15But the Lord said to him, "Not so; if anyone kills Cain, he will suffer vengeance seven times over." Then the Lord put a mark on Cain so that no-one who found him would kill him. 16So Cain went out from the Lord's presence and lived in the land of Nod, east of Eden.
[ T - OL ]
At last the gravitas of the events dawns on Cain and for the first time he understands what Yahweh is saying. "My punishment is more than I can bear," is his conclusion. And he repeats the words of Yahweh's punishment, interlacing it with reflections of his own about their implications:
1) "you are driving me from the ground" (NIV unhelpfully has "driving me from the land"),
2) I will be hidden from your presence,
3) I will be a restless wanderer on the earth, and
4) whoever finds me will kill me.
Why he would think the last of the four points of his conclusion is uncertain. Perhaps it is the natural reflex of a guilty conscience that tells him that as he had done to his brother so others would do likewise for little more than the same petty motive that drove him to it.

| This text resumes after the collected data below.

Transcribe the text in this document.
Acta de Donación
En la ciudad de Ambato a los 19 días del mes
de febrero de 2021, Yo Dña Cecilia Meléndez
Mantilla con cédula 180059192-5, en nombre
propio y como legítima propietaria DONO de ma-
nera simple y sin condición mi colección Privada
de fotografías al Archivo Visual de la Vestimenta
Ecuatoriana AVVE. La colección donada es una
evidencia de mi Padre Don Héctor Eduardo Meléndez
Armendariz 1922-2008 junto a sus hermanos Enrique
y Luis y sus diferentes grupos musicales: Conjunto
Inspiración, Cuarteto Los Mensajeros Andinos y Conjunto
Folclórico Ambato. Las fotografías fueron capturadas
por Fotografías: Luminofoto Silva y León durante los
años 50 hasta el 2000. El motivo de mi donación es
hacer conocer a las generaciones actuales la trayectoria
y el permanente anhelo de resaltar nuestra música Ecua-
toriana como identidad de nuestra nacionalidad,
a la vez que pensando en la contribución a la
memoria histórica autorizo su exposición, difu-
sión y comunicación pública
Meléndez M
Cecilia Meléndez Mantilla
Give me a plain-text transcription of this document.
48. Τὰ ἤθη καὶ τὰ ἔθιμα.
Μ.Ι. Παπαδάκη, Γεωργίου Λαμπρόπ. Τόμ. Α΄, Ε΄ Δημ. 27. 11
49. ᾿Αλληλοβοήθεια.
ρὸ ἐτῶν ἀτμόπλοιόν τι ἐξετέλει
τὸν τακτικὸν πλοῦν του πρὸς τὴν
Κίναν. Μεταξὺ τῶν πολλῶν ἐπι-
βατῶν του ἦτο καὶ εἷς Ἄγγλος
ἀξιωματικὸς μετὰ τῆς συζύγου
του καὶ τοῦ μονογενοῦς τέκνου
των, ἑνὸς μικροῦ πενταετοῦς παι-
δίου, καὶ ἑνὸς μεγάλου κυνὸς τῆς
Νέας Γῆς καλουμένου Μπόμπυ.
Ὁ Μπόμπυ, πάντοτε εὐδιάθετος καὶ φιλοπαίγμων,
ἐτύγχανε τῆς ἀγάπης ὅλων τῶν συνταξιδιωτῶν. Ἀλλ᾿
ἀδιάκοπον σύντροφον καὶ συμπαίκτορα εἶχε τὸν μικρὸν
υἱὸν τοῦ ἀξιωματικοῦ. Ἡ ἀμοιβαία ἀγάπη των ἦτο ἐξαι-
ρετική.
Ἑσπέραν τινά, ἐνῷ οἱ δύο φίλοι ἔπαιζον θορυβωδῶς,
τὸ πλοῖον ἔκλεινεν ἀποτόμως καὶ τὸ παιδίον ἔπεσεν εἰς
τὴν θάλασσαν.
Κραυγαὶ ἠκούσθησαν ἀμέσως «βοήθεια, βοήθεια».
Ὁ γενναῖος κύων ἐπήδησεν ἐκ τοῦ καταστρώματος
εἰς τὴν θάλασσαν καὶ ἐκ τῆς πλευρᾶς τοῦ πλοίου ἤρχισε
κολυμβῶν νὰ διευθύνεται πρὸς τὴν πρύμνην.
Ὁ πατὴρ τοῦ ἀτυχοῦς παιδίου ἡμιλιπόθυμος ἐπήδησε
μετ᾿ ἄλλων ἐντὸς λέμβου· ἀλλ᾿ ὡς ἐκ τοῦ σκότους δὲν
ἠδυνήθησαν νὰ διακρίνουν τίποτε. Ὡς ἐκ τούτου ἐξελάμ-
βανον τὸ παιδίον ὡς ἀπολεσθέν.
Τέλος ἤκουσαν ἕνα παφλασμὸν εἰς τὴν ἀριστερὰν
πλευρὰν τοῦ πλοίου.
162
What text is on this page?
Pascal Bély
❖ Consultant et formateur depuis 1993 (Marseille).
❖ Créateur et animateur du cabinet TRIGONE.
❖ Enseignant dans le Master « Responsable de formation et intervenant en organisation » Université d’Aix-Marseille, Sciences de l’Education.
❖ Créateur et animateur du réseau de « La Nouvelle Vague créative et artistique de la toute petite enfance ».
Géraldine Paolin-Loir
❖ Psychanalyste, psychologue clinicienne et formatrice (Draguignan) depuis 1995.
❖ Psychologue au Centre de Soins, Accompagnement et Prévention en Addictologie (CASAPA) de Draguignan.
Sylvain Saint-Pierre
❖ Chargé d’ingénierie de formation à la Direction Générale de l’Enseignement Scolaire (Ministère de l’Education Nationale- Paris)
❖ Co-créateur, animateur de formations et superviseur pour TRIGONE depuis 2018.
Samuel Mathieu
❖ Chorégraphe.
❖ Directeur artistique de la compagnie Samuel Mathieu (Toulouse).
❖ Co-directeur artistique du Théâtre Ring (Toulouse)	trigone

The fallen man that I am, my immediate response to Cain would have been, "You would deserve that, wouldn't you?" But Yahweh's response is an immediate, concrete word of affirmation: "Not so." "It shall not happen. In fact, anyone who kills Cain will suffer a seven-fold vengence." We do not know what is the nature of the mark Yahweh then placed on Cain, but it was a mark of protection. And we still say that the God of the OT is a vengeful god? That the OT is a book of law, not grace?
How Cain arrived at the second point of his conclusion—that he would be hidden from Yahweh's presence—is not known. There is no hint that Yahweh had it in mind. Did Cain intuit, perhaps for the first time also, that Yahweh is of such holiness that having done what he had done and cursed as he has been, there can be no place in His presence? However, he arrived at it he left to live in the land of Nod. Whether Nod is an actual place or not is uncertain. The basic meaning of the root from which Nod is derived is "to wander aimlessly." It may be just another device by which the author underlines Cain's alienation into a pointless existence.